The political crisis in Germany presents both dangers and opportunities for the European anti-capitalist left argues Evan Sedgwick-Jell
The talk of the current impasse in German politics is of a ‘crisis’. Whenever this word is used, it seems to suggest a catastrophe, yet the question that we must always ask ourselves is, for whom?
Currently it would appear that the crisis exists in a European context in the fact that Germany, as the country seemingly lending stability and leadership to the EU as a whole, is itself no longer stable. Within Germany however, since the failure of the ‘Jamaica’ (named after the colours of CDU/FDP/Greens) coalition due to the FDP’s (Germany’s ‘pro-business’ liberals) withdrawal from negotiations, the crisis has become one not just of the political system, but especially for the SPD (Social-democratic Party of Germany).
Christian Lindner – leader of the FDP and the focus of a vacuous and personality obsessed election campaign – emerged together with the hard right AfD as one of the few parties whom substantially increased their vote in September’s election. Linder is another example of a well-dressed young neoliberal attempting to present himself as the face of a new politics, following in the footsteps of Emmanuel Macron and Robert Kurz of the ÖVP (Austrian People’s Party).
Having been wiped out in the last elections due to falling under the 5% hurdle, the 10.7% garnered by Lindner’s FDP can be seen as a triumph for the party. Precisely this enabled the party’s narcissistic leader to go for broke and opt for the strategy of rejecting a coalition out-of-hand early on in talks, so as to avoid the classic fate of falling popularity suffered by minority partners in coalition.
Linder’s strategy left the seeming certainty of Jamaica in tatters, setting the scene for the SPD’s current dilemma. Martin Schulz’s vehement opposition to a Grand Coalition in the recent election campaign struck a chord with many SPD members, who had seen their party’s vote share fall consistently after participation in power-sharing.
The SPD’s role as a ‘Volkspartei’ (‘People’s party’ – generally used to designate the CDU and SPD as Germany’s mass parties) however creates an enormous pressure on the party to participate in ‘saving’ the republic from it’s political crisis. Were there a strong and organized left fraction within the party, they might be able to resist this pragmatic and ultimately disastrous course within the party, yet as it is, those on the left enjoy few top positions, with many having left in 2003 after the party’s neoliberal welfare and labour-market reforms. As it is, Schulz has executed an embarrassing u-turn which appears unpopular within the party as well as among the population in general.

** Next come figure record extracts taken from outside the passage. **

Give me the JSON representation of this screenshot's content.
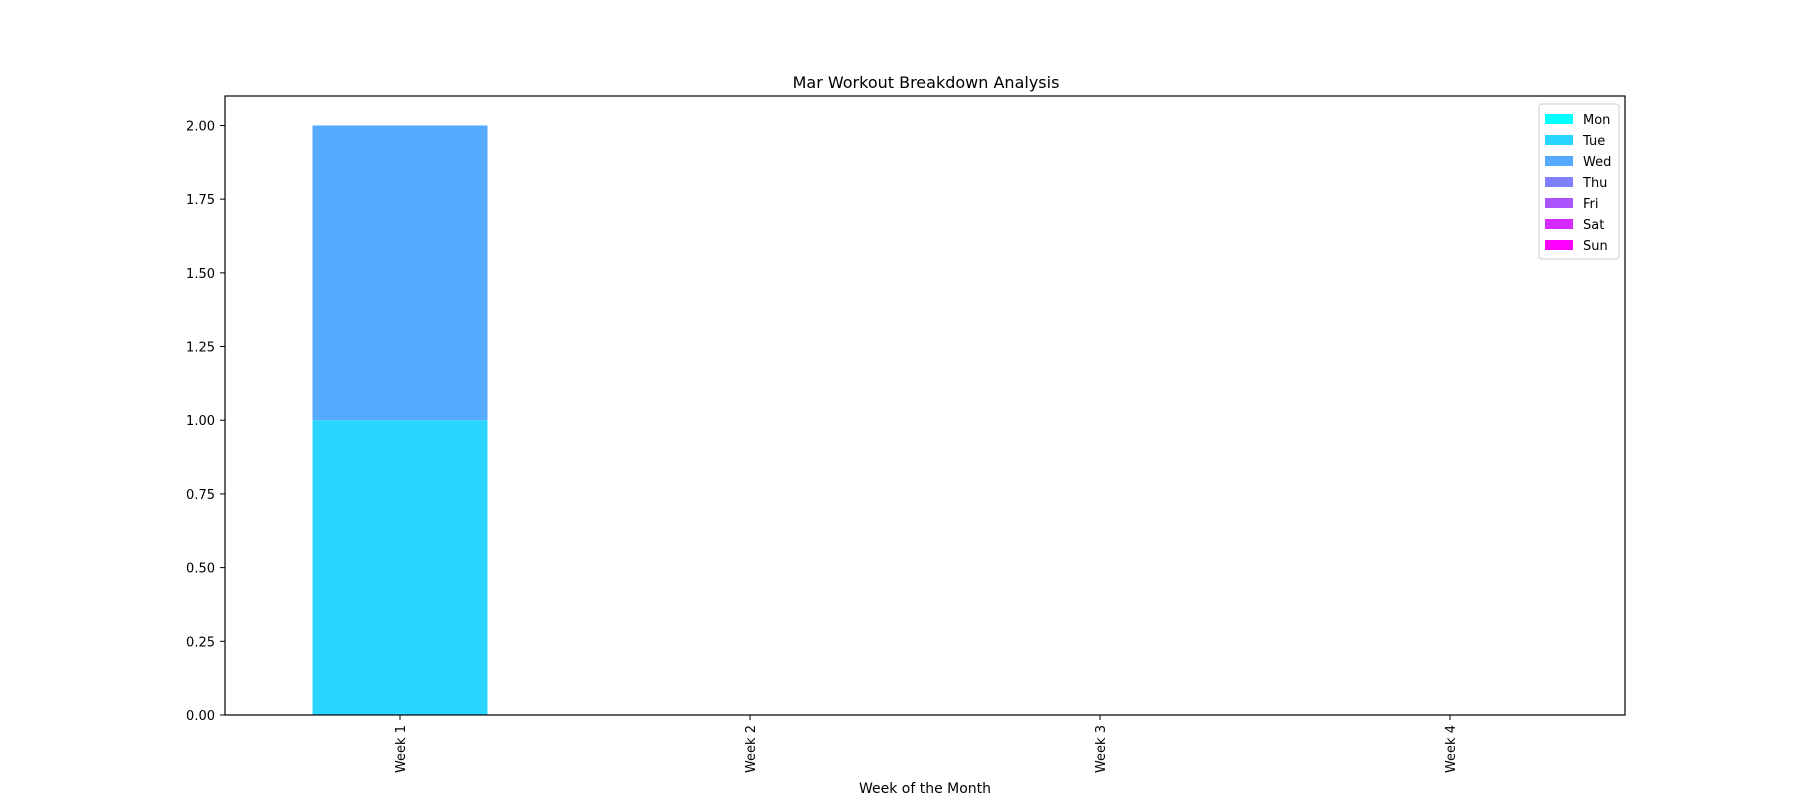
{
  "chart_data": {
    "type": "bar",
    "stacked": true,
    "title": "Mar Workout Breakdown Analysis",
    "xlabel": "Week of the Month",
    "ylabel": "",
    "categories": [
      "Week 1",
      "Week 2",
      "Week 3",
      "Week 4"
    ],
    "ylim": [
      0,
      2.1
    ],
    "yticks": [
      "0.00",
      "0.25",
      "0.50",
      "0.75",
      "1.00",
      "1.25",
      "1.50",
      "1.75",
      "2.00"
    ],
    "legend_position": "top-right",
    "grid": false,
    "series": [
      {
        "name": "Mon",
        "color": "#00ffff",
        "values": [
          0,
          0,
          0,
          0
        ]
      },
      {
        "name": "Tue",
        "color": "#2ad5ff",
        "values": [
          1,
          0,
          0,
          0
        ]
      },
      {
        "name": "Wed",
        "color": "#55aaff",
        "values": [
          1,
          0,
          0,
          0
        ]
      },
      {
        "name": "Thu",
        "color": "#7f80ff",
        "values": [
          0,
          0,
          0,
          0
        ]
      },
      {
        "name": "Fri",
        "color": "#aa55ff",
        "values": [
          0,
          0,
          0,
          0
        ]
      },
      {
        "name": "Sat",
        "color": "#d52aff",
        "values": [
          0,
          0,
          0,
          0
        ]
      },
      {
        "name": "Sun",
        "color": "#ff00ff",
        "values": [
          0,
          0,
          0,
          0
        ]
      }
    ]
  }
}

The party’s youth wing are the only inner-party grouping offering clear resistance, yet they remain entirely subordinate within party structures, with little influence beyond the possibility to consistently needle the party through media appearances.

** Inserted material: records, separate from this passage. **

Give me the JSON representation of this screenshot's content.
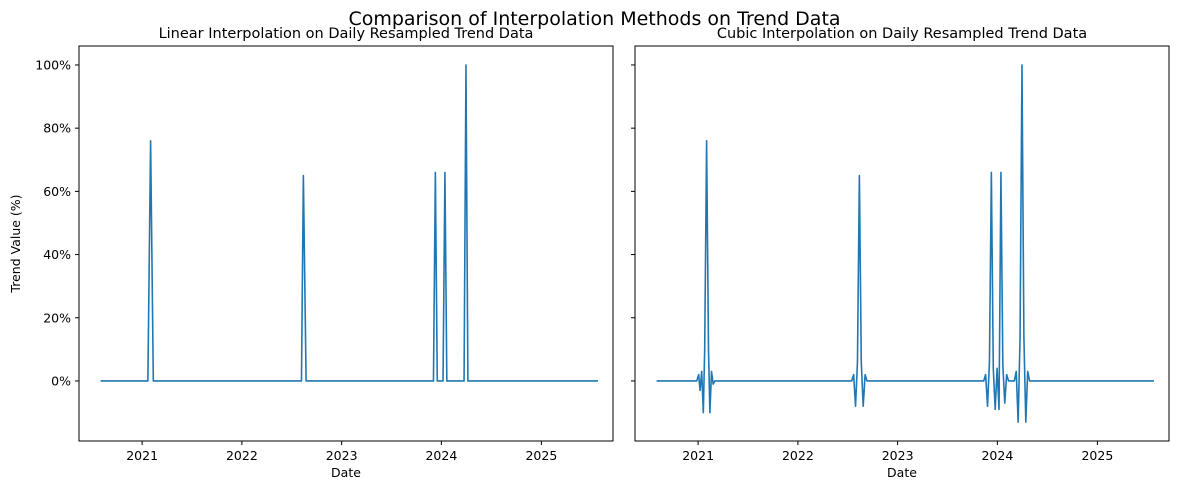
{
  "suptitle": "Comparison of Interpolation Methods on Trend Data",
  "colors": {
    "series": "#1f77b4",
    "axes": "#000000",
    "background": "#ffffff"
  },
  "chart_data": [
    {
      "type": "line",
      "title": "Linear Interpolation on Daily Resampled Trend Data",
      "xlabel": "Date",
      "ylabel": "Trend Value (%)",
      "x_ticks": [
        "2021",
        "2022",
        "2023",
        "2024",
        "2025"
      ],
      "y_ticks": [
        "0%",
        "20%",
        "40%",
        "60%",
        "80%",
        "100%"
      ],
      "xlim": [
        "2020-05-15",
        "2025-09-20"
      ],
      "ylim": [
        -19,
        106
      ],
      "grid": false,
      "legend": "none",
      "series": [
        {
          "points": [
            [
              "2020-08-02",
              0
            ],
            [
              "2021-01-22",
              0
            ],
            [
              "2021-02-01",
              76
            ],
            [
              "2021-02-11",
              0
            ],
            [
              "2022-08-07",
              0
            ],
            [
              "2022-08-14",
              65
            ],
            [
              "2022-08-24",
              0
            ],
            [
              "2023-12-03",
              0
            ],
            [
              "2023-12-10",
              66
            ],
            [
              "2023-12-17",
              0
            ],
            [
              "2024-01-07",
              0
            ],
            [
              "2024-01-14",
              66
            ],
            [
              "2024-01-21",
              0
            ],
            [
              "2024-03-24",
              0
            ],
            [
              "2024-03-31",
              100
            ],
            [
              "2024-04-07",
              0
            ],
            [
              "2025-07-27",
              0
            ]
          ]
        }
      ]
    },
    {
      "type": "line",
      "title": "Cubic Interpolation on Daily Resampled Trend Data",
      "xlabel": "Date",
      "ylabel": "",
      "x_ticks": [
        "2021",
        "2022",
        "2023",
        "2024",
        "2025"
      ],
      "y_ticks": [
        "0%",
        "20%",
        "40%",
        "60%",
        "80%",
        "100%"
      ],
      "xlim": [
        "2020-05-15",
        "2025-09-20"
      ],
      "ylim": [
        -19,
        106
      ],
      "grid": false,
      "legend": "none",
      "series": [
        {
          "points": [
            [
              "2020-08-02",
              0
            ],
            [
              "2020-12-27",
              0
            ],
            [
              "2021-01-03",
              2
            ],
            [
              "2021-01-08",
              -3
            ],
            [
              "2021-01-14",
              3
            ],
            [
              "2021-01-20",
              -10
            ],
            [
              "2021-01-25",
              10
            ],
            [
              "2021-02-01",
              76
            ],
            [
              "2021-02-08",
              10
            ],
            [
              "2021-02-13",
              -10
            ],
            [
              "2021-02-19",
              3
            ],
            [
              "2021-02-25",
              -1
            ],
            [
              "2021-03-03",
              0
            ],
            [
              "2022-07-17",
              0
            ],
            [
              "2022-07-24",
              2
            ],
            [
              "2022-07-31",
              -8
            ],
            [
              "2022-08-07",
              6
            ],
            [
              "2022-08-14",
              65
            ],
            [
              "2022-08-21",
              6
            ],
            [
              "2022-08-28",
              -8
            ],
            [
              "2022-09-04",
              2
            ],
            [
              "2022-09-11",
              0
            ],
            [
              "2023-11-12",
              0
            ],
            [
              "2023-11-19",
              2
            ],
            [
              "2023-11-26",
              -8
            ],
            [
              "2023-12-03",
              6
            ],
            [
              "2023-12-10",
              66
            ],
            [
              "2023-12-17",
              4
            ],
            [
              "2023-12-24",
              -9
            ],
            [
              "2023-12-31",
              4
            ],
            [
              "2024-01-07",
              -9
            ],
            [
              "2024-01-14",
              66
            ],
            [
              "2024-01-21",
              5
            ],
            [
              "2024-01-28",
              -7
            ],
            [
              "2024-02-04",
              2
            ],
            [
              "2024-02-11",
              0
            ],
            [
              "2024-03-03",
              0
            ],
            [
              "2024-03-10",
              3
            ],
            [
              "2024-03-17",
              -13
            ],
            [
              "2024-03-24",
              14
            ],
            [
              "2024-03-31",
              100
            ],
            [
              "2024-04-07",
              14
            ],
            [
              "2024-04-14",
              -13
            ],
            [
              "2024-04-21",
              3
            ],
            [
              "2024-04-28",
              0
            ],
            [
              "2025-07-27",
              0
            ]
          ]
        }
      ]
    }
  ]
}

Currently the SPD are engaged in preliminary talks with the CDU, and have named issues such as the abolition of private health insurance and pension redistribution as key issues. These progressive demands have quickly been deflected by the CDU, who remain adamant that they will not make any major concessions.
Marxist state-theorist Nicos Poulantzas reminds us that the major parties of state, to a certain extent become a part of the state itself, meaning not only that political programs are sacrificed in favour of gaining power, yet also that for these parties, a political crisis that threatens the state, turns into a crisis of the party itself.

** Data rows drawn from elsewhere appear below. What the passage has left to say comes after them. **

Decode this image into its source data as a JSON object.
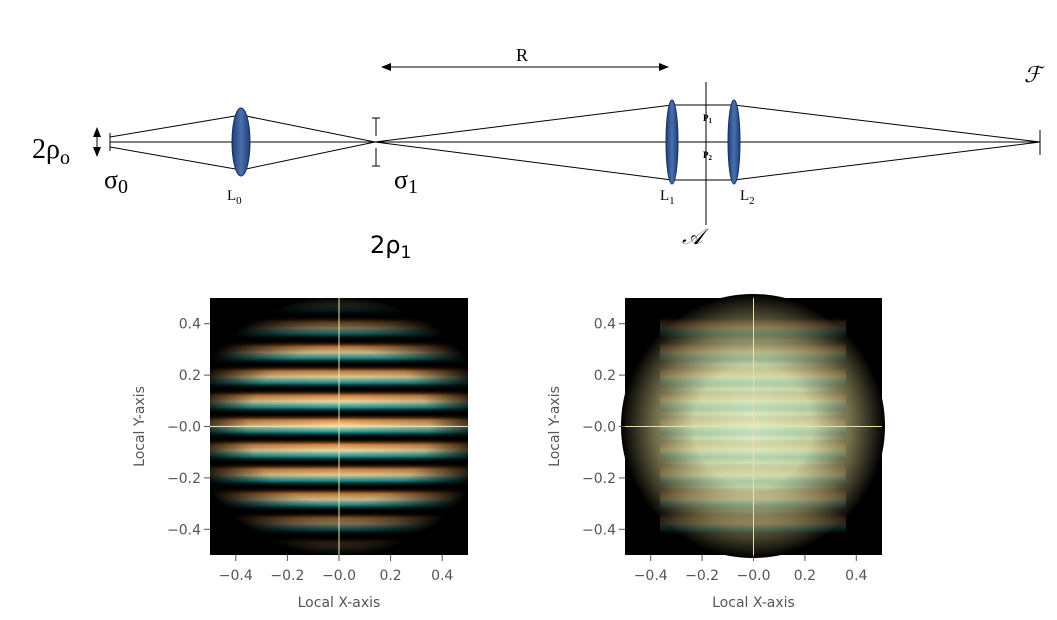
{
  "diagram": {
    "rho0": {
      "main": "2ρ",
      "sub": "o"
    },
    "sigma0": {
      "main": "σ",
      "sub": "0"
    },
    "lens0": {
      "main": "L",
      "sub": "0"
    },
    "sigma1": {
      "main": "σ",
      "sub": "1"
    },
    "rho1": {
      "main": "2ρ",
      "sub": "1"
    },
    "distance": "R",
    "lens1": {
      "main": "L",
      "sub": "1"
    },
    "lens2": {
      "main": "L",
      "sub": "2"
    },
    "point1": {
      "main": "P",
      "sub": "1"
    },
    "point2": {
      "main": "P",
      "sub": "2"
    },
    "aperture": "𝒜",
    "focal": "ℱ"
  },
  "chart_data": [
    {
      "type": "heatmap",
      "xlabel": "Local X-axis",
      "ylabel": "Local Y-axis",
      "xlim": [
        -0.5,
        0.5
      ],
      "ylim": [
        -0.5,
        0.5
      ],
      "xticks": [
        {
          "value": -0.4,
          "label": "−0.4"
        },
        {
          "value": -0.2,
          "label": "−0.2"
        },
        {
          "value": 0,
          "label": "−0.0"
        },
        0.2,
        0.4
      ],
      "yticks": [
        {
          "value": -0.4,
          "label": "−0.4"
        },
        {
          "value": -0.2,
          "label": "−0.2"
        },
        {
          "value": 0,
          "label": "−0.0"
        },
        0.2,
        0.4
      ]
    },
    {
      "type": "heatmap",
      "xlabel": "Local X-axis",
      "ylabel": "Local Y-axis",
      "xlim": [
        -0.5,
        0.5
      ],
      "ylim": [
        -0.5,
        0.5
      ],
      "xticks": [
        {
          "value": -0.4,
          "label": "−0.4"
        },
        {
          "value": -0.2,
          "label": "−0.2"
        },
        {
          "value": 0,
          "label": "−0.0"
        },
        0.2,
        0.4
      ],
      "yticks": [
        {
          "value": -0.4,
          "label": "−0.4"
        },
        {
          "value": -0.2,
          "label": "−0.2"
        },
        {
          "value": 0,
          "label": "−0.0"
        },
        0.2,
        0.4
      ]
    }
  ]
}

For this reason the SPD will almost certainly enter into coalition as a means to stabilize the country in the short-term, yet precisely this move will result in the continued long-term decline of the party and exclude the possibility of regaining its role as largest opposition party.
While minority-governments have been facts of life in many EU countries for decades, it would appear that this option (in the form of a CDU/Greens coalition) appears as the most unlikely outcome after new elections.
A strong government in Berlin is not just vital for national politics but also the continued legitimacy of the EU. As Brexit looms, Greece continues to exist as a debt colony and right-wing populist governments in Hungary and Poland defy EU directives, so too does anti-EU sentiment build within core member states such as Italy and France. Solving the German political ‘crisis’ thus becomes about bolstering the imaginary of a stable and functional EU with Germany at its core; certainly one thing that Angela Merkel and Martin Schulz both see as vital.
Poulantzas states that not every political crisis must turn into a crisis of the state, i.e. an event that questions the very foundational legitmacy of the political order, and in terms of the Federal Republic itself, this political crisis has certainly not yet become insurmountable. It is however defined by the long shadow of German fascism, resurgent in the form of growing streams within the hard-right electoral formation AfD (Alternative for Germany), and the continuing crisis of European mass-based conservative and social-democratic parties.
This tendency is seen by German economic historian Wolfgang Streeck as a breakdown in the ability of capitalism to govern itself: ‘What is to be expected, on the basis of capitalism’s recent historical record, is a long and painful period of cumulative decay: of intensifying frictions, of fragility and uncertainty, and of a steady succession of ‘normal accidents’ .
In the future, we can expect a situation in which far from being exceptional, such normal accidents come to define politics as such, representing both a danger and an opportunity for the European left.